The upside to doing everything yourself is that you get total control over outcomes:

  • I see how everything can be improved. So I jump in and get involved with every outcome-influencing process from the start.
  • This creates some “perceptive drag” on executive processes early on. But look, we’re avoiding big risks here.
  • You see? I foresaw a problem and prevented it. A huge win for my visionary intuition! I know the best way to do things. (INTJ as risk-mitigator)
  • But literally every detail is also now my responsibility, and I have to micro-manage people, or take all the work onto my plate.

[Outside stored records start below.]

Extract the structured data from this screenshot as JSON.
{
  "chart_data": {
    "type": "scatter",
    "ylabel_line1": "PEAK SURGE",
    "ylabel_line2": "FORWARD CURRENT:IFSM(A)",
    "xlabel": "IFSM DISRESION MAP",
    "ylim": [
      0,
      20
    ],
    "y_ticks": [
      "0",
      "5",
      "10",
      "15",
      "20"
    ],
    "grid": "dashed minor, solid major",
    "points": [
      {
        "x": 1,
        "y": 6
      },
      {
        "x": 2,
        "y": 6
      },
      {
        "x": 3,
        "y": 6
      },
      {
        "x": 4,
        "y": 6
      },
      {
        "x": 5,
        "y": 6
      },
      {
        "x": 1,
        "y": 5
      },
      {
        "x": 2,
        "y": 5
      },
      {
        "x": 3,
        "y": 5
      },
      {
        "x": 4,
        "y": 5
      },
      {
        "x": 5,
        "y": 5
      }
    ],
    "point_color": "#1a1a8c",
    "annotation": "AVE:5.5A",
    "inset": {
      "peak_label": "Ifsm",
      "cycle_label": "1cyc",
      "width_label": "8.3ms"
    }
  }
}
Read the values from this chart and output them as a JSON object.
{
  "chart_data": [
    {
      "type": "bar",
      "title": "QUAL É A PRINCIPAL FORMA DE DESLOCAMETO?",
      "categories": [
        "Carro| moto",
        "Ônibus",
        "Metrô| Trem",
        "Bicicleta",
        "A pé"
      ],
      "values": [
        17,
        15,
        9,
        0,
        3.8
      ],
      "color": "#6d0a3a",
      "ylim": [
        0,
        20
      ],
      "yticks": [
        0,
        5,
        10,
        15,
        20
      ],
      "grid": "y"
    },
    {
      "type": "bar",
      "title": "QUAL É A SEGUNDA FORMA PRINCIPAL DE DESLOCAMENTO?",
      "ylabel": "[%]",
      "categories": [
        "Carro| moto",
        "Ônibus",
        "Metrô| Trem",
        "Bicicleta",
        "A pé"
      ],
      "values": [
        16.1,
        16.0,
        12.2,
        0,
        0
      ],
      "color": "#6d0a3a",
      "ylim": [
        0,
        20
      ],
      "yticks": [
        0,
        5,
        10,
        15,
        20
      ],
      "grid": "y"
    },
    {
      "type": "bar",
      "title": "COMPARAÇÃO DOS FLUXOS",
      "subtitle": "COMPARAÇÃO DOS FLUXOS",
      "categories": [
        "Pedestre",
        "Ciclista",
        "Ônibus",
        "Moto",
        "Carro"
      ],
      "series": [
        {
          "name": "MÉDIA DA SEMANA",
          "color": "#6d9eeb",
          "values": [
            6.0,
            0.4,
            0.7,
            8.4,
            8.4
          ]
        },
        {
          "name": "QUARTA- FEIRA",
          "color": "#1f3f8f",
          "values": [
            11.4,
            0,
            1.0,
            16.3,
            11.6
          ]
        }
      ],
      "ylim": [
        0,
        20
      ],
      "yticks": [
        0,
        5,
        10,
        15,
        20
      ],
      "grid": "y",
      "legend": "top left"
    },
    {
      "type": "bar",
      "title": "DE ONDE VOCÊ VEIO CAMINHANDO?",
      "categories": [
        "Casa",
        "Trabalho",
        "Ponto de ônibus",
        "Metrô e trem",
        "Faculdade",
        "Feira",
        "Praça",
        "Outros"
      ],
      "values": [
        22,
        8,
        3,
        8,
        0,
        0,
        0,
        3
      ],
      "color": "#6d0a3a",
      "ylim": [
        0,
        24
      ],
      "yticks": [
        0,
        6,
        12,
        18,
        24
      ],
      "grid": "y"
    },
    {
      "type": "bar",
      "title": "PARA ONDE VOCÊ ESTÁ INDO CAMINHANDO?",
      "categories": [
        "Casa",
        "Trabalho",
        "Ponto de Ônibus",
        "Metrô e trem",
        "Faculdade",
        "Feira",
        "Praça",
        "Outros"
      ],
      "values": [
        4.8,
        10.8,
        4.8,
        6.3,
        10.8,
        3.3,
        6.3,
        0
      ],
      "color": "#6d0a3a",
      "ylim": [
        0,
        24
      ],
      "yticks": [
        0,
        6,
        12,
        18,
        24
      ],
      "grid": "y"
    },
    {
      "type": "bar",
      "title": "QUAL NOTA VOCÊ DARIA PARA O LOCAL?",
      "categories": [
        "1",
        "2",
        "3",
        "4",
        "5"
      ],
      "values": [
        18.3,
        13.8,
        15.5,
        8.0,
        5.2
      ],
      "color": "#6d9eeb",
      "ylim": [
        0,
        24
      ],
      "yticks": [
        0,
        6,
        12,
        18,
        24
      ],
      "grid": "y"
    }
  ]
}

The rest of the downside spirals into an epic saga:

  • You can’t really work with anybody. They annoy you because they are not you and don’t think like you.
  • They don’t like working with you. They’re annoyed that they have to hear your critical commentary on everything they do.
  • You’re too stressed out due to all the attention people and things require of you, and too much is on the line for you to enjoy life.
  • You reinforce a lack of tactical, moment-to-moment engagement and response, because you have converted every executive process into a perceptive process which is way too drawn out and risk-averse.
  • Things break anyway, of course, despite your oversight.
  • You can now do less about broken things than you could before, because you’re generally overwhelmed.

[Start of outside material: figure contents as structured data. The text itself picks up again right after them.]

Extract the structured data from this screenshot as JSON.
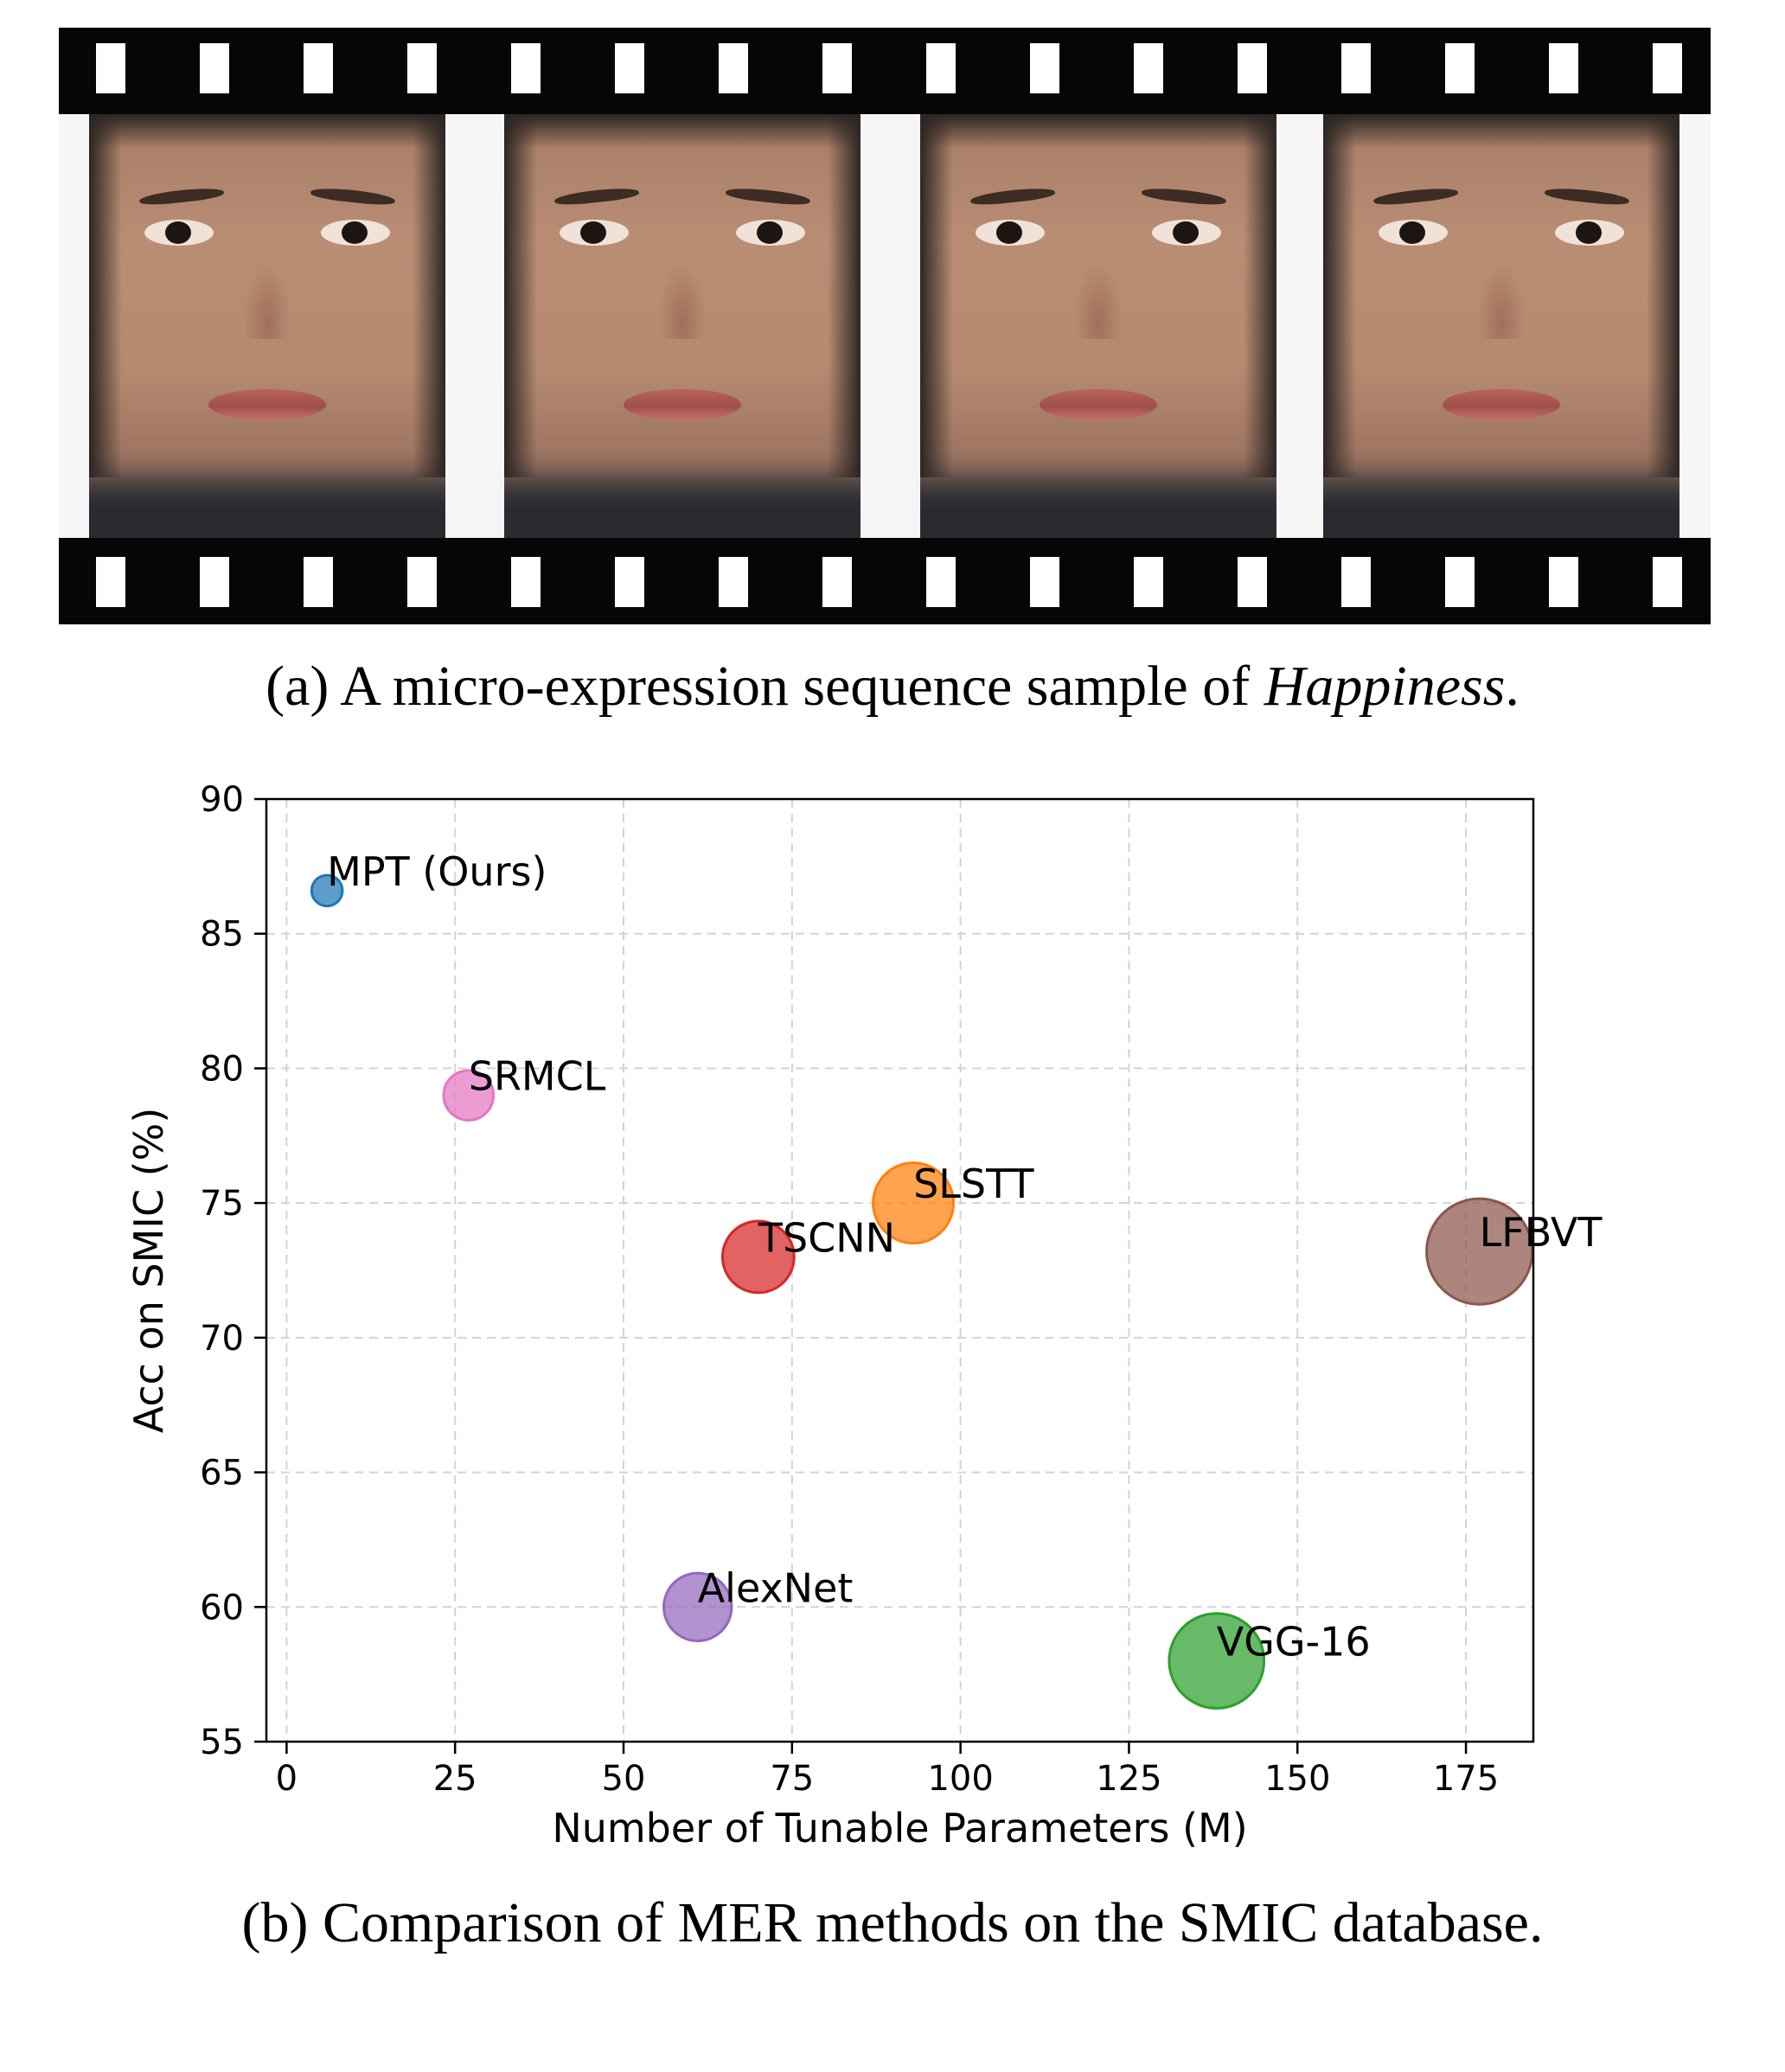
{
  "caption_a": {
    "prefix": "(a) A micro-expression sequence sample of ",
    "emphasis": "Happiness",
    "suffix": "."
  },
  "caption_b": "(b) Comparison of MER methods on the SMIC database.",
  "chart_data": {
    "type": "scatter",
    "xlabel": "Number of Tunable Parameters (M)",
    "ylabel": "Acc on SMIC (%)",
    "xlim": [
      -3,
      185
    ],
    "ylim": [
      55,
      90
    ],
    "xticks": [
      0,
      25,
      50,
      75,
      100,
      125,
      150,
      175
    ],
    "yticks": [
      55,
      60,
      65,
      70,
      75,
      80,
      85,
      90
    ],
    "grid": true,
    "points": [
      {
        "label": "MPT (Ours)",
        "x": 6,
        "y": 86.6,
        "size": 6,
        "color": "#1f77b4"
      },
      {
        "label": "SRMCL",
        "x": 27,
        "y": 79,
        "size": 27,
        "color": "#e377c2"
      },
      {
        "label": "SLSTT",
        "x": 93,
        "y": 75,
        "size": 93,
        "color": "#ff7f0e"
      },
      {
        "label": "TSCNN",
        "x": 70,
        "y": 73,
        "size": 70,
        "color": "#d62728"
      },
      {
        "label": "LFBVT",
        "x": 177,
        "y": 73.2,
        "size": 177,
        "color": "#8c564b"
      },
      {
        "label": "AlexNet",
        "x": 61,
        "y": 60,
        "size": 61,
        "color": "#9467bd"
      },
      {
        "label": "VGG-16",
        "x": 138,
        "y": 58,
        "size": 138,
        "color": "#2ca02c"
      }
    ]
  }
}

The nice thing is, you can start to reverse this spiral by working in little chunks:

  • Ah, here’s an element by which I’m overwhelmed. I’m probably way too controlling about it.
  • Instead of controlling, I’ll release some control in exchange for an increase in my own energy reservoir, and create a system for responding and engaging with this element when/if problems arise.
  • OK, now I have less direct control, but I also have created a system for diving in when problems occur.
  • This is not as stressful.
  • (Repeat)

The annoying thing is, you probably have to work against the ol’ INTJ intuition when doing this:

  • The intuition is subjective. It draws on your past experience.
  • In INTJs, it’s dominant and always demanding a voice, especially when you’re tired.
  • So if you haven’t trusted other people or systems in the past, it’ll be hard to let go at first, no matter how great your yet-unseasoned engagement and response tool-set.
  • In this way, the intuition can easily wrest control away from people who aren’t aware of how it works. They trust it too much. And it creates a really long, annoying loop of crusty, unwanted results.
  • The “system thinker” INTJ becomes a victim of a system. But they created it, and fear engagement with a “wrong” part of themselves, so instead of changing it, they credit the ego and just get emotional/pouty when others complain about the results.

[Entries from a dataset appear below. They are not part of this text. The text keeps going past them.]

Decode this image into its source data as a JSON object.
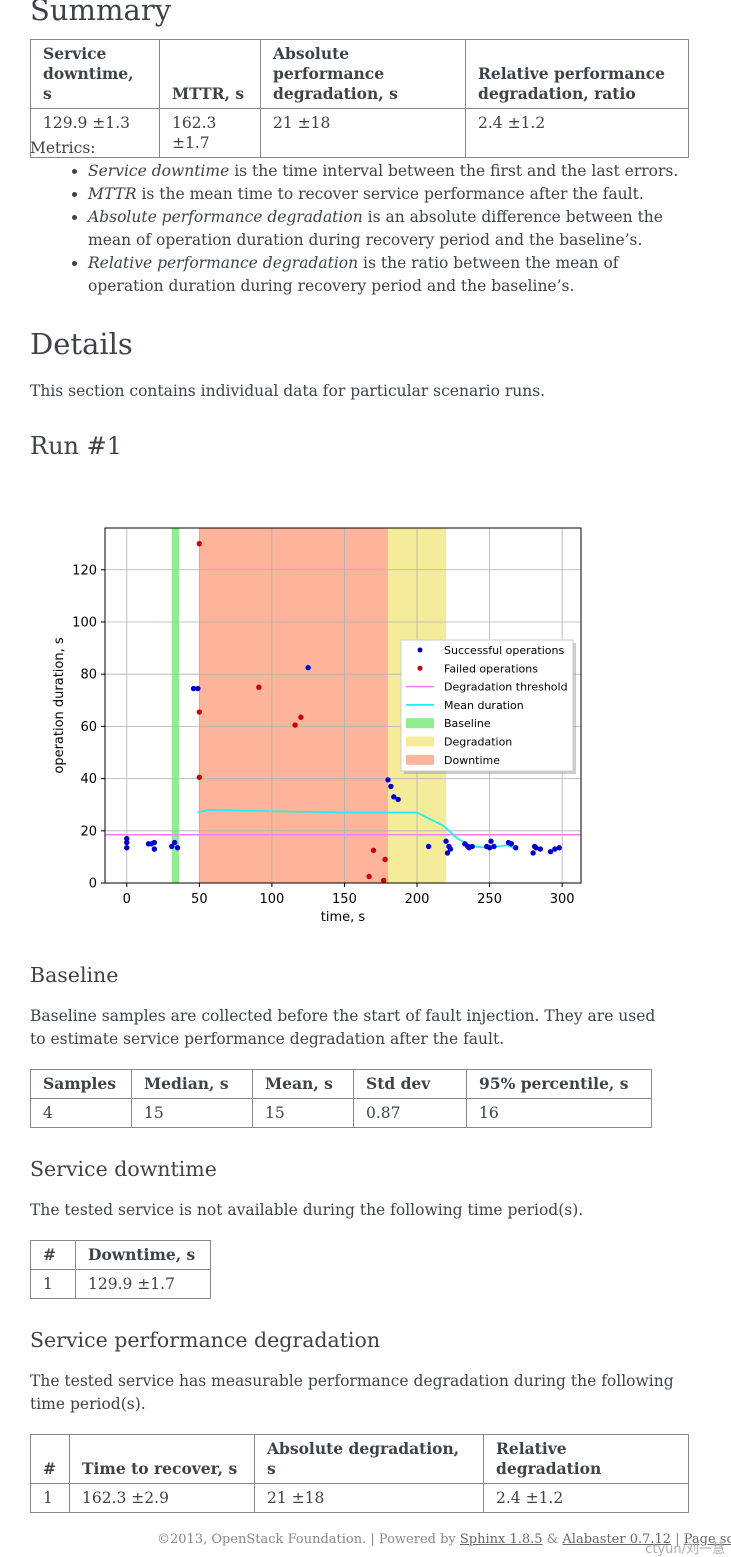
{
  "summary": {
    "title": "Summary",
    "headers": [
      "Service downtime, s",
      "MTTR, s",
      "Absolute performance degradation, s",
      "Relative performance degradation, ratio"
    ],
    "row": [
      "129.9 ±1.3",
      "162.3 ±1.7",
      "21 ±18",
      "2.4 ±1.2"
    ],
    "metrics_label": "Metrics:",
    "metrics": [
      {
        "term": "Service downtime",
        "text": " is the time interval between the first and the last errors."
      },
      {
        "term": "MTTR",
        "text": " is the mean time to recover service performance after the fault."
      },
      {
        "term": "Absolute performance degradation",
        "text": " is an absolute difference between the mean of operation duration during recovery period and the baseline’s."
      },
      {
        "term": "Relative performance degradation",
        "text": " is the ratio between the mean of operation duration during recovery period and the baseline’s."
      }
    ]
  },
  "details": {
    "title": "Details",
    "intro": "This section contains individual data for particular scenario runs."
  },
  "run": {
    "title": "Run #1"
  },
  "chart_data": {
    "type": "scatter",
    "xlabel": "time, s",
    "ylabel": "operation duration, s",
    "xlim": [
      -15,
      313
    ],
    "ylim": [
      0,
      136
    ],
    "xticks": [
      0,
      50,
      100,
      150,
      200,
      250,
      300
    ],
    "yticks": [
      0,
      20,
      40,
      60,
      80,
      100,
      120
    ],
    "grid": true,
    "legend_position": "right",
    "colors": {
      "success": "#0000cc",
      "failed": "#cc0000",
      "threshold": "#ee82ee",
      "mean": "#22eeee",
      "baseline": "#90ee90",
      "degradation": "#f5ec9a",
      "downtime": "#fdb49a"
    },
    "regions": [
      {
        "name": "Baseline",
        "x": [
          31,
          36
        ]
      },
      {
        "name": "Downtime",
        "x": [
          50,
          180
        ]
      },
      {
        "name": "Degradation",
        "x": [
          180,
          220
        ]
      }
    ],
    "threshold": 18.5,
    "series": [
      {
        "name": "Successful operations",
        "points": [
          [
            0,
            17
          ],
          [
            0,
            15.5
          ],
          [
            0,
            13.5
          ],
          [
            15,
            15
          ],
          [
            17,
            15
          ],
          [
            19,
            15.5
          ],
          [
            19,
            13
          ],
          [
            31,
            14
          ],
          [
            33,
            15.5
          ],
          [
            35,
            13.5
          ],
          [
            46,
            74.5
          ],
          [
            49,
            74.5
          ],
          [
            125,
            82.5
          ],
          [
            180,
            39.5
          ],
          [
            182,
            37
          ],
          [
            184,
            33
          ],
          [
            187,
            32
          ],
          [
            208,
            14
          ],
          [
            220,
            16
          ],
          [
            221,
            11.5
          ],
          [
            222,
            14
          ],
          [
            223,
            13
          ],
          [
            233,
            15
          ],
          [
            235,
            14
          ],
          [
            236,
            13.5
          ],
          [
            238,
            14
          ],
          [
            248,
            14
          ],
          [
            250,
            13.5
          ],
          [
            251,
            16
          ],
          [
            253,
            14
          ],
          [
            263,
            15.5
          ],
          [
            265,
            15
          ],
          [
            268,
            13.5
          ],
          [
            280,
            11.5
          ],
          [
            281,
            14
          ],
          [
            282,
            13.5
          ],
          [
            285,
            13
          ],
          [
            292,
            12
          ],
          [
            295,
            13
          ],
          [
            298,
            13.5
          ]
        ]
      },
      {
        "name": "Failed operations",
        "points": [
          [
            50,
            130
          ],
          [
            50,
            65.5
          ],
          [
            50,
            40.5
          ],
          [
            91,
            75
          ],
          [
            116,
            60.5
          ],
          [
            120,
            63.5
          ],
          [
            167,
            2.5
          ],
          [
            170,
            12.5
          ],
          [
            177,
            1
          ],
          [
            178,
            9
          ]
        ]
      },
      {
        "name": "Degradation threshold",
        "points": []
      },
      {
        "name": "Mean duration",
        "points": [
          [
            49,
            27
          ],
          [
            56,
            28
          ],
          [
            100,
            27.5
          ],
          [
            150,
            27
          ],
          [
            180,
            27
          ],
          [
            200,
            27
          ],
          [
            218,
            22
          ],
          [
            228,
            17
          ],
          [
            238,
            14
          ],
          [
            250,
            13.5
          ],
          [
            262,
            14.5
          ],
          [
            268,
            13
          ]
        ]
      },
      {
        "name": "Baseline",
        "points": []
      },
      {
        "name": "Degradation",
        "points": []
      },
      {
        "name": "Downtime",
        "points": []
      }
    ]
  },
  "baseline": {
    "title": "Baseline",
    "text": "Baseline samples are collected before the start of fault injection. They are used to estimate service performance degradation after the fault.",
    "headers": [
      "Samples",
      "Median, s",
      "Mean, s",
      "Std dev",
      "95% percentile, s"
    ],
    "row": [
      "4",
      "15",
      "15",
      "0.87",
      "16"
    ]
  },
  "downtime": {
    "title": "Service downtime",
    "text": "The tested service is not available during the following time period(s).",
    "headers": [
      "#",
      "Downtime, s"
    ],
    "row": [
      "1",
      "129.9 ±1.7"
    ]
  },
  "degradation": {
    "title": "Service performance degradation",
    "text": "The tested service has measurable performance degradation during the following time period(s).",
    "headers": [
      "#",
      "Time to recover, s",
      "Absolute degradation, s",
      "Relative degradation"
    ],
    "row": [
      "1",
      "162.3 ±2.9",
      "21 ±18",
      "2.4 ±1.2"
    ]
  },
  "footer": {
    "copyright": "©2013, OpenStack Foundation. | Powered by ",
    "sphinx": "Sphinx 1.8.5",
    "amp": " & ",
    "alabaster": "Alabaster 0.7.12",
    "sep": " | ",
    "source": "Page source",
    "watermark": "ctyun/刘一慧"
  }
}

It takes practice, but one can break out of this. And even the most painful, stumbling practice which involves learning and development is far, far better than nope-ing out of huge quality-of-life upgrades.

This is especially true for INTJs who are in “executive” career positions. People expect executives to experience, engage, and execute. They do not expect executives to anticipate, control, and interfere/micro-manage. If you can sprinkle some anticipation and a tiny bit of control into your experiencing, engagement, and execution, there’s a good chance people will be really amazed.